The UK Government has come a long way in preparing the ground for massive carbon emission cuts in the future, but still lacks a coherent plan that will actually deliver energy efficiency in practice.
The Energy Bill, which is supposed to lay the foundations for the Green Deal, carbon price floor, market reform, carbon capture and storage, and a mass roll out of energy efficiency and renewable energy, is currently approaching the Report Stage in Parliament.
However, although many of its aims are laudable, there is no chance of them being realised unless there is more joined-up connection across Government departments and across the country as a whole that lays out exactly how they will be achieved.
Although the Bill makes reference to fuel poverty, limiting or eliminating it is not one of its stated aims. It should be, otherwise there is no guarantee that it can happen.
Furthermore, although the Bill currently contains a long-term aim to meet the 2050 carbon reduction target, by not tying actions to interim carbon budgets there is no way of ascertaining whether measures taken in practice actually are commensurate with the requirements of these budgets, and whether the country is on the right path.
In fact, there is no mention of the interim carbon budgets in the Bill at all.
Carbon budgets are set by the Committee on Climate Change to act as milestones along the way to the overall target of reducing emissions by 80% by 2050. Its latest report says that already the UK may not meet the current period's budget by 2012.
Businesses and investors are unlikely to see the Green Deal as an opportunity without the certainty that interim targets will provide.
In order to arrive eventually at the 2050 destination, each sector within the economy needs to have a staged plan to work to, with interim goals along the way, and be effectively monitored.
In the building sector for example, the mechanism by which the Green Deal is implemented will be crucial to its success. It will require the cooperation of local planning departments, Building Control, the Treasury, trade associations, and the Department for Communities and Local Government.
Deciding on whether carbon emission reduction targets from this sector are being met will be estimated based on nominal values for the carbon saved as a result of specific measures carried out, such as the number of solid walls or lofts insulated.
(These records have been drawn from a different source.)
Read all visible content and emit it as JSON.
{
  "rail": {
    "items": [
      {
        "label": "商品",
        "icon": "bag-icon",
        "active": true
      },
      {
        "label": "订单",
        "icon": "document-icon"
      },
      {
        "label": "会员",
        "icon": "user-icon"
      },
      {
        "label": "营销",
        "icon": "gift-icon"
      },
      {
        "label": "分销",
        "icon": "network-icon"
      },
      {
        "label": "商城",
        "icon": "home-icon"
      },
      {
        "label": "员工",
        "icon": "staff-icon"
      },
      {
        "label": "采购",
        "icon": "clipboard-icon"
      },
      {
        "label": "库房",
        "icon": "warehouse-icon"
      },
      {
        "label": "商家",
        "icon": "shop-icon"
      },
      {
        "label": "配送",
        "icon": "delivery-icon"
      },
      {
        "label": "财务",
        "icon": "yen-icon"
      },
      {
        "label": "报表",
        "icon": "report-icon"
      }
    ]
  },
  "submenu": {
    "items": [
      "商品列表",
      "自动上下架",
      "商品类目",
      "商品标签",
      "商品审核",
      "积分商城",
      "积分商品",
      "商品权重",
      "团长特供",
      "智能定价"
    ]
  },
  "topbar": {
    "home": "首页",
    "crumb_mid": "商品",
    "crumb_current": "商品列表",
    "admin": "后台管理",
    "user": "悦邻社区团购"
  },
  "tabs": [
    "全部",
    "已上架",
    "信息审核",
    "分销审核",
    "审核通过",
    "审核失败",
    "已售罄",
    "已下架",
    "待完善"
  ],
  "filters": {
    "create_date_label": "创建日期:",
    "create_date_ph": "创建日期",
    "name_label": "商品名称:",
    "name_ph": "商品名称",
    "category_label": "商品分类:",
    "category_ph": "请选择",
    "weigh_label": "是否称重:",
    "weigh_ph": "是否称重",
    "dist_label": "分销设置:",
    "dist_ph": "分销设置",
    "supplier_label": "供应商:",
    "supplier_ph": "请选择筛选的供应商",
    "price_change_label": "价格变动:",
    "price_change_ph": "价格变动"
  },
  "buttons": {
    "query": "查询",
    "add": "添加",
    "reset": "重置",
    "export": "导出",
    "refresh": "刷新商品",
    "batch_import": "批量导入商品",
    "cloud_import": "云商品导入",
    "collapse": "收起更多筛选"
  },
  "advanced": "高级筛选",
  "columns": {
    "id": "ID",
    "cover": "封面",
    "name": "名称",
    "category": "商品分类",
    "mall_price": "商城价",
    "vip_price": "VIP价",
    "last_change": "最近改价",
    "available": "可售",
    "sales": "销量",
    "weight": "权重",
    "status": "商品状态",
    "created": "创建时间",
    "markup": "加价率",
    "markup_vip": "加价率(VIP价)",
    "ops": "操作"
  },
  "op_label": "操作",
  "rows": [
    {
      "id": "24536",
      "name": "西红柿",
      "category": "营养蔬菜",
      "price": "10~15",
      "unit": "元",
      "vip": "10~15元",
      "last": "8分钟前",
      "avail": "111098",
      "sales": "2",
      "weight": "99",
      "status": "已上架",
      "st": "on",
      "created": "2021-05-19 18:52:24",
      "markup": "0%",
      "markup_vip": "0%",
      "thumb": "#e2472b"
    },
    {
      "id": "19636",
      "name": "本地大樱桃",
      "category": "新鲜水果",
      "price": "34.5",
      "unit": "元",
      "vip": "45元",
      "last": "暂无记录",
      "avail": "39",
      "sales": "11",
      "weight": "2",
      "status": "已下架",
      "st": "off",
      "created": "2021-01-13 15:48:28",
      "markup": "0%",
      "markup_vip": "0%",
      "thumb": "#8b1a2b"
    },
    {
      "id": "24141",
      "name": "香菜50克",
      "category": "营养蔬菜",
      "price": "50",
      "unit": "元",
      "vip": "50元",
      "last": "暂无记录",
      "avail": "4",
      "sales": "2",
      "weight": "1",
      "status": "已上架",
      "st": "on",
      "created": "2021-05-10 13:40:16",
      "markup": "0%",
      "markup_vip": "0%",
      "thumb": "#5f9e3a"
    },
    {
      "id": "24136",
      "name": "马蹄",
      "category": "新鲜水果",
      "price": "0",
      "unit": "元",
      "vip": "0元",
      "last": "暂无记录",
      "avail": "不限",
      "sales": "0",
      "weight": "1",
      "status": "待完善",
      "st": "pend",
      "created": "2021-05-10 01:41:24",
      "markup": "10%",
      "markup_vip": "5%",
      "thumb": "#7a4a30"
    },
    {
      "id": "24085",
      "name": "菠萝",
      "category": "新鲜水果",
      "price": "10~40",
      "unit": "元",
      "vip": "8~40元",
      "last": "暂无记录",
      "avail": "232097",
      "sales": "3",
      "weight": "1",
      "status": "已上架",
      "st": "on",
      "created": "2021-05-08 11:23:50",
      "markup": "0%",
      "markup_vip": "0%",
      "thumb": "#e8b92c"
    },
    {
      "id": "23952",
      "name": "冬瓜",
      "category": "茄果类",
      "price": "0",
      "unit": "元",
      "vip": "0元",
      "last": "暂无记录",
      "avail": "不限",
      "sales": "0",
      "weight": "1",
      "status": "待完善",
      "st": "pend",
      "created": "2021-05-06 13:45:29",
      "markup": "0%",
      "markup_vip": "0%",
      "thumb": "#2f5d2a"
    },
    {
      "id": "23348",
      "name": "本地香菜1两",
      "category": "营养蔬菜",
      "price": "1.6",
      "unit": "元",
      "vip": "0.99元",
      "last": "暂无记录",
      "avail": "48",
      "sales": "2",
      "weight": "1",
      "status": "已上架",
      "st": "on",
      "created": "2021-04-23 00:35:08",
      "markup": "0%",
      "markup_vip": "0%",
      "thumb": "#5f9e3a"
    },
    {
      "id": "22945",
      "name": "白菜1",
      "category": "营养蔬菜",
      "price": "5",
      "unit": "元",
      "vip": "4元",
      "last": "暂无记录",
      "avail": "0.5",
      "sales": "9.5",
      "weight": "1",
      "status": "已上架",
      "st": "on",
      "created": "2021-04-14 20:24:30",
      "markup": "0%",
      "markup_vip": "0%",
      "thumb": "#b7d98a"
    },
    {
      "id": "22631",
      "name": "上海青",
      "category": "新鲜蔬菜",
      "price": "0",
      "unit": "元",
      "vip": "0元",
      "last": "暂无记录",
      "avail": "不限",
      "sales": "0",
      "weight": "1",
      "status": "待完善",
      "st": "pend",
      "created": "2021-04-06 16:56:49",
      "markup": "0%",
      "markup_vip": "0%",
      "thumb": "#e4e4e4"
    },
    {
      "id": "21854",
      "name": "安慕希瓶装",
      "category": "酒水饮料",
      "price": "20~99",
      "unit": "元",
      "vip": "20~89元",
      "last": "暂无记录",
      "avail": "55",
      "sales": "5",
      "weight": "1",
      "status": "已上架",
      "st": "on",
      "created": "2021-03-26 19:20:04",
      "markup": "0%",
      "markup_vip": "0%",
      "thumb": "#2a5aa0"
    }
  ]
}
But in practice, work may be poorly executed, some of it may be DIY of dubious quality, and Building Control is not currently mandated or equipped to judge whether or not this work is to the appropriate standard. Monitoring of results is going to be crucial to telling whether the predicted emissions are really saved or not.
Nowhere in Government will you find a plan that pulls all these threads together.
WWF, along with the National Insulation Association, the Mineral Wool Insulation Manufacturers Association, and the Gypsum Products Development Association and many more, tabled an amendment to this effect in the committee stage of the Energy Bill called the Warm Homes Amendment.
Unfortunately, MPs voted the amendment out, instead inserting their own - now in as clauses 107 to 108. But there is still time to get it in, and MPs continue to be lobbied by the campaign.
Another objection to the Green Deal has been raised by Andrew Warren, director of the Association for the Conservation of Energy and himself picked by the Energy Minister Greg Barker to chair an industry-based advisory forum on the scheme.
The scheme is expected to contribute to a 29% reduction in carbon emissions from homes and 13% reduction from non-domestic properties by 2020.
Warren makes the valid point that the way the financing of the Green Deal currently set up could well cause it to backfire and shift public opinion against it. This is because it is financed by an increase on electricity bills, which will not be reduced by most of the actions taken under the Green Deal.
Instead, the reductions in energy use made from the measures taken will appear on heating bills which, for 78% of our homes and other buildings, is provided by natural gas.
Where participants get gas and electricity bills from the same company and when they receive joint bills, then allocating the Green Deal to the gas part should be achievable.
But most people still buy from two different providers, and when they discover that their electricity bill has risen and carries the Green Deal loan costs on it as well, then this, Warren says, is when they will be asking “why on earth they ever got involved with this Government flagship policy at all".
As WWF's campaigner on the issue, Darren Shirley, says, a high level framework is missing from the Energy Bill. Without a plan for saving energy, it will not happen. It needs many similar issues defining and joining up to make it deliverable.
In short, the strategy around the Green Deal and Energy Company Obligation needs more incentives and checks to improve energy efficiency in the large proportion of the housing stock that currently lacks adequate insulation.
Energy Performance Certificates (EPCs) and Display Energy Certificates (DECs) should be introduced into all non-residential buildings to incentivise emissions reduction.
At the moment, the Bill is still hot air. But isn't that what it's supposed to be eliminating?